How old is Tybalt? It is hard to say for sure, but the reader of Romeo and Juliet can perhaps make some assumptions based on the personality of his character: aggressive, fiery and ready to pounce.
The only age we know for sure is that of Juliet, who is thirteen. Her age is described in the text of the play when her father says, “My child is yet a stranger in the world. / She hath not seen the change of fourteen years.” And since Romeo is in love with Juliet, a girl not yet fourteen, let’s hope he is also a teenager (younger than twenty).
Tybalt is Juliet’s older cousin, the nephew of her father, Lord Capulet. His character is always looking for a fight, ready to stir up trouble, and full of bravado. In fact, his nickname from Mercutio is the “King of Cats” due to his scrappy nature and quick temper. (“Good King of Cats, nothing but one of your nine lives, that I mean to make bold withal, and, as you shall use me hereafter, dry-beat the rest of the eight.”) Tybalt is loyal to the Capulets and seems happy to fuel the fire of the conflict and feud between the Montagues and his family. He tries to start a fight with Romeo at the Capulet's party. However, his uncle steps in and tells him not to fight, and Tybalt obeys his elder. Later in the play, when Romeo refuses to fight him, Tybalt kills Romeo’s best friend, Mercutio, instead. Enraged, Romeo avenges Mercutio’s death, causing him to be cast out of Verona.
While the play does not tell us Tybalt’s age, it is easy to imagine that he, like Romeo and Mercutio, are young and full of passion, fire, and adolescent angst.
In Romeo and Juliet, the only character with a definitive age is Juliet. She is identified as 13 years old, during Act I, scene 2. For the rest of the characters, we're left to infer their ages from context.
It's reasonable to expect Tybalt to be approximately the same age as his peers, Mercutio, Benvolio, Romeo, and Count Paris. Romeo is generally depicted to be 18-22, but Shakespeare doesn't provides us with positive proof. There are a few points in the play where Shakespeare uses age-language, but it provides us with little clues.
In Act III, Scene 1, Tybalt argues with Romeo:
"Boy, this shall not excuse the injuries that thou hast done me, therefore turn and draw."

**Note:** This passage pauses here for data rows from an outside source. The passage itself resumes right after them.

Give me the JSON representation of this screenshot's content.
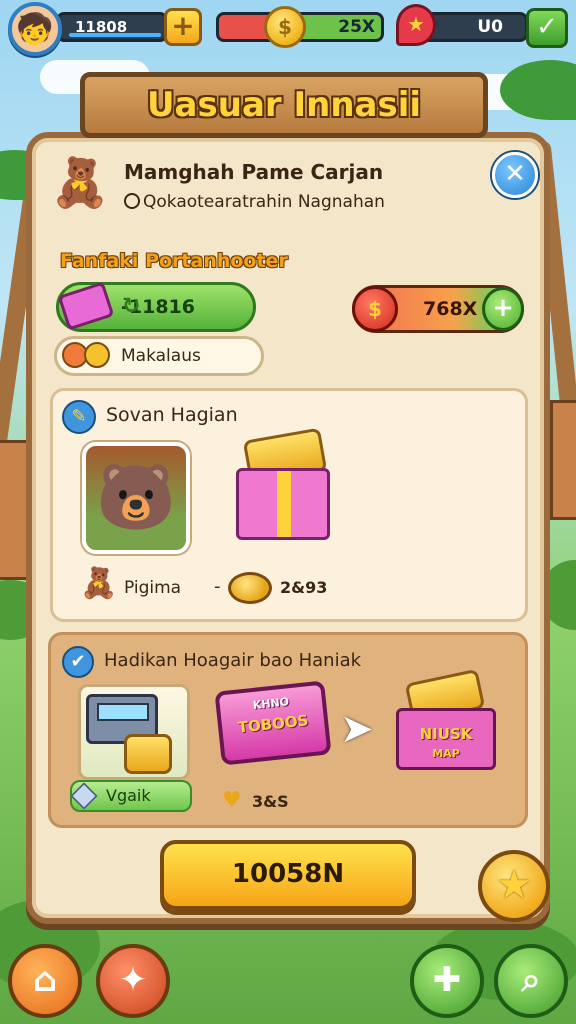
{
  "hud": {
    "xp_value": "11808",
    "coin_amount": "25X",
    "gem_amount": "U0"
  },
  "panel": {
    "title": "Uasuar Innasii",
    "header_title": "Mamghah Pame Carjan",
    "header_subtitle": "Qokaotearatrahin Nagnahan"
  },
  "rewards": {
    "section_title": "Fanfaki Portanhooter",
    "green_value": "-11816",
    "red_value": "768X",
    "cream_label": "Makalaus"
  },
  "card1": {
    "title": "Sovan Hagian",
    "label": "Pigima",
    "value": "2&93"
  },
  "card2": {
    "title": "Hadikan Hoagair bao Haniak",
    "ticket_label": "KHNO",
    "ticket_text": "TOBOOS",
    "gift_label": "NIUSK",
    "gift_sub": "MAP",
    "vouch_label": "Vgaik",
    "value": "3&S"
  },
  "main_button": {
    "label": "10058N"
  },
  "colors": {
    "panel_bg": "#f4e6c8",
    "panel_border": "#9b6a3c",
    "title_text": "#ffd33a",
    "primary_button": "#f6a516",
    "accent_blue": "#2a83d6",
    "accent_green": "#55b23a"
  },
  "icons": {
    "avatar": "player-avatar",
    "close": "close-icon",
    "star": "star-icon",
    "nav": [
      "home-icon",
      "magic-wand-icon",
      "tools-icon",
      "search-icon"
    ]
  }
}
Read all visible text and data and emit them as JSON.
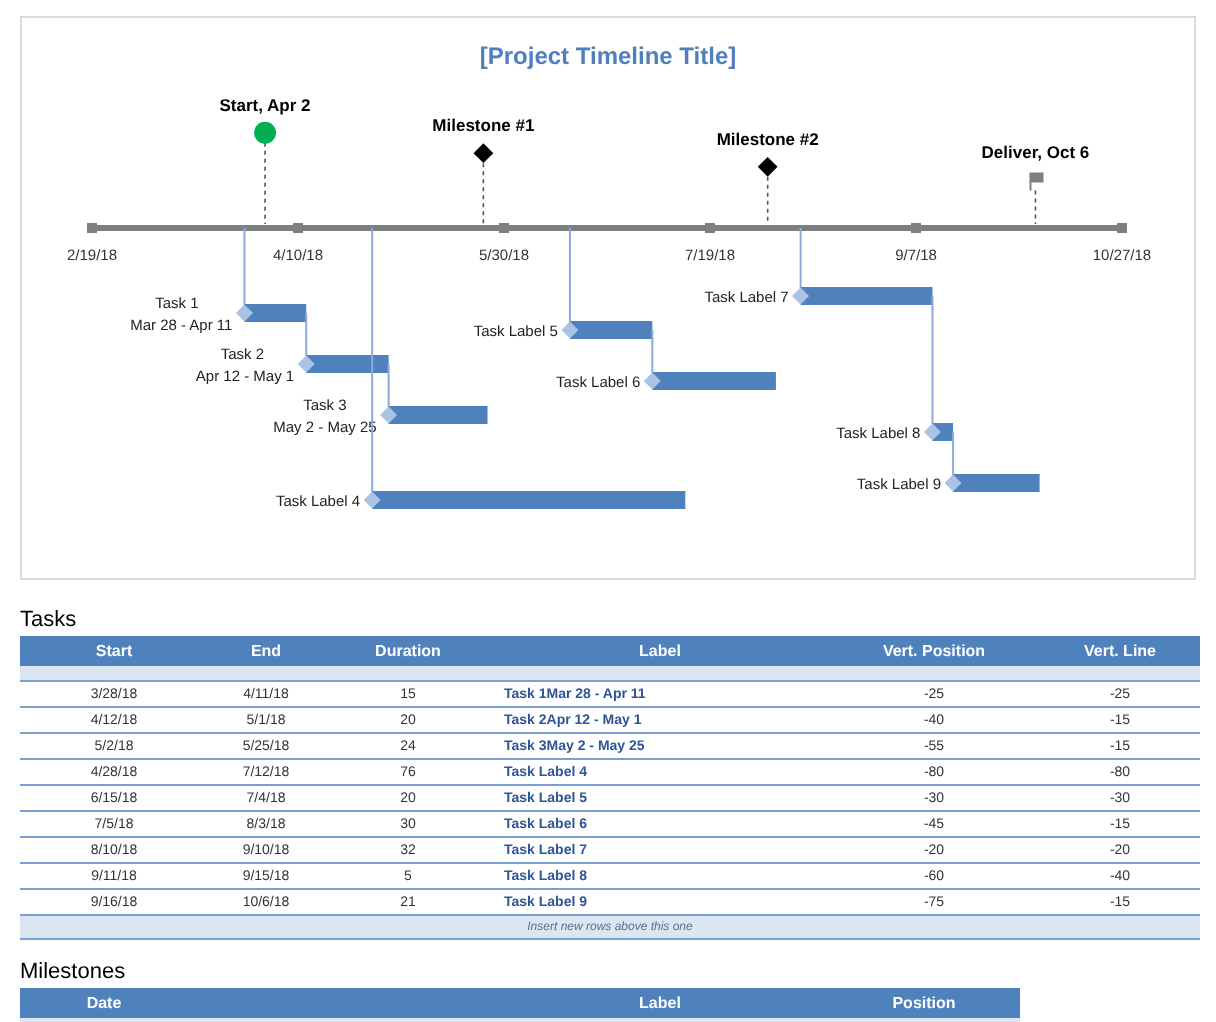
{
  "timeline": {
    "title": "[Project Timeline Title]",
    "axis_labels": [
      "2/19/18",
      "4/10/18",
      "5/30/18",
      "7/19/18",
      "9/7/18",
      "10/27/18"
    ],
    "milestones": [
      {
        "label": "Start, Apr 2",
        "kind": "circle"
      },
      {
        "label": "Milestone #1",
        "kind": "diamond"
      },
      {
        "label": "Milestone #2",
        "kind": "diamond"
      },
      {
        "label": "Deliver, Oct 6",
        "kind": "flag"
      }
    ],
    "tasks": [
      {
        "lines": [
          "Task 1",
          "Mar 28 - Apr 11"
        ]
      },
      {
        "lines": [
          "Task 2",
          "Apr 12 - May 1"
        ]
      },
      {
        "lines": [
          "Task 3",
          "May 2 - May 25"
        ]
      },
      {
        "lines": [
          "Task Label 4"
        ]
      },
      {
        "lines": [
          "Task Label 5"
        ]
      },
      {
        "lines": [
          "Task Label 6"
        ]
      },
      {
        "lines": [
          "Task Label 7"
        ]
      },
      {
        "lines": [
          "Task Label 8"
        ]
      },
      {
        "lines": [
          "Task Label 9"
        ]
      }
    ]
  },
  "tasks": {
    "title": "Tasks",
    "columns": [
      "Start",
      "End",
      "Duration",
      "Label",
      "Vert. Position",
      "Vert. Line"
    ],
    "rows": [
      [
        "3/28/18",
        "4/11/18",
        "15",
        "Task 1Mar 28 - Apr 11",
        "-25",
        "-25"
      ],
      [
        "4/12/18",
        "5/1/18",
        "20",
        "Task 2Apr 12 - May 1",
        "-40",
        "-15"
      ],
      [
        "5/2/18",
        "5/25/18",
        "24",
        "Task 3May 2 - May 25",
        "-55",
        "-15"
      ],
      [
        "4/28/18",
        "7/12/18",
        "76",
        "Task Label 4",
        "-80",
        "-80"
      ],
      [
        "6/15/18",
        "7/4/18",
        "20",
        "Task Label 5",
        "-30",
        "-30"
      ],
      [
        "7/5/18",
        "8/3/18",
        "30",
        "Task Label 6",
        "-45",
        "-15"
      ],
      [
        "8/10/18",
        "9/10/18",
        "32",
        "Task Label 7",
        "-20",
        "-20"
      ],
      [
        "9/11/18",
        "9/15/18",
        "5",
        "Task Label 8",
        "-60",
        "-40"
      ],
      [
        "9/16/18",
        "10/6/18",
        "21",
        "Task Label 9",
        "-75",
        "-15"
      ]
    ],
    "footer": "Insert new rows above this one"
  },
  "milestones": {
    "title": "Milestones",
    "columns": [
      "Date",
      "Label",
      "Position"
    ]
  }
}
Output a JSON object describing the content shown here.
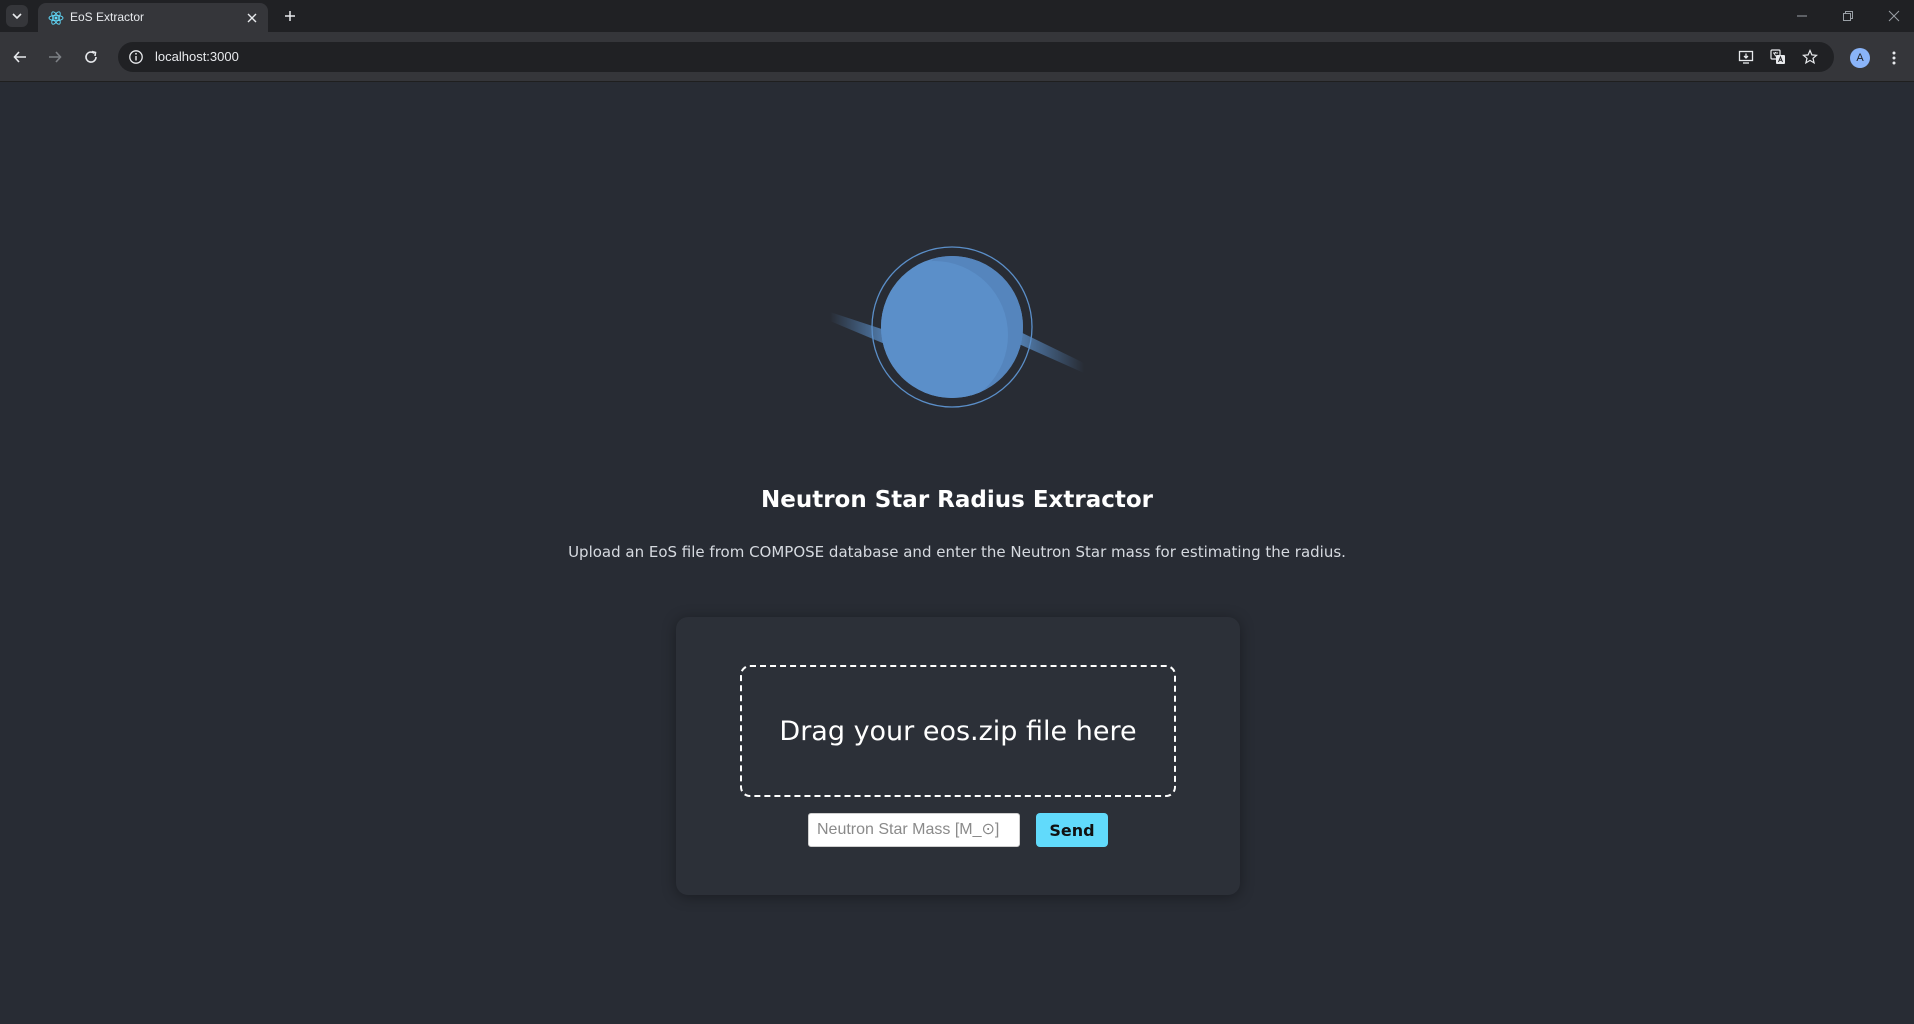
{
  "browser": {
    "tab_title": "EoS Extractor",
    "url": "localhost:3000",
    "profile_initial": "A",
    "icons": {
      "tab_list": "chevron-down-icon",
      "tab_favicon": "react-logo-icon",
      "tab_close": "close-icon",
      "new_tab": "plus-icon",
      "back": "arrow-left-icon",
      "forward": "arrow-right-icon",
      "reload": "reload-icon",
      "site_info": "info-icon",
      "install": "install-app-icon",
      "translate": "translate-icon",
      "bookmark": "star-icon",
      "menu": "kebab-menu-icon",
      "minimize": "minimize-icon",
      "restore": "restore-icon",
      "close_window": "close-icon"
    }
  },
  "page": {
    "title": "Neutron Star Radius Extractor",
    "subtitle": "Upload an EoS file from COMPOSE database and enter the Neutron Star mass for estimating the radius.",
    "dropzone_label": "Drag your eos.zip file here",
    "mass_input": {
      "value": "",
      "placeholder": "Neutron Star Mass [M_⊙]"
    },
    "send_label": "Send"
  },
  "colors": {
    "page_background": "#282c34",
    "card_background": "#2c3038",
    "accent": "#61dafb",
    "logo_blue": "#5b8fc9"
  }
}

But this use of "boy" is most likely an insult. In Act V, scene III, Romeo calls count Paris a "Good gentle youth." A modern reader may think this implies Romeo is older than Paris, but these numerous examples of Shakespeare using youth-language interchangeably implies t's most likely that these men are all around the same age.
Although modern American standards suggest Juliet is remarkably young to be starring in a love drama with fully grown men, this play was written during a time in history when nobility sought to marry their daughters at a young age.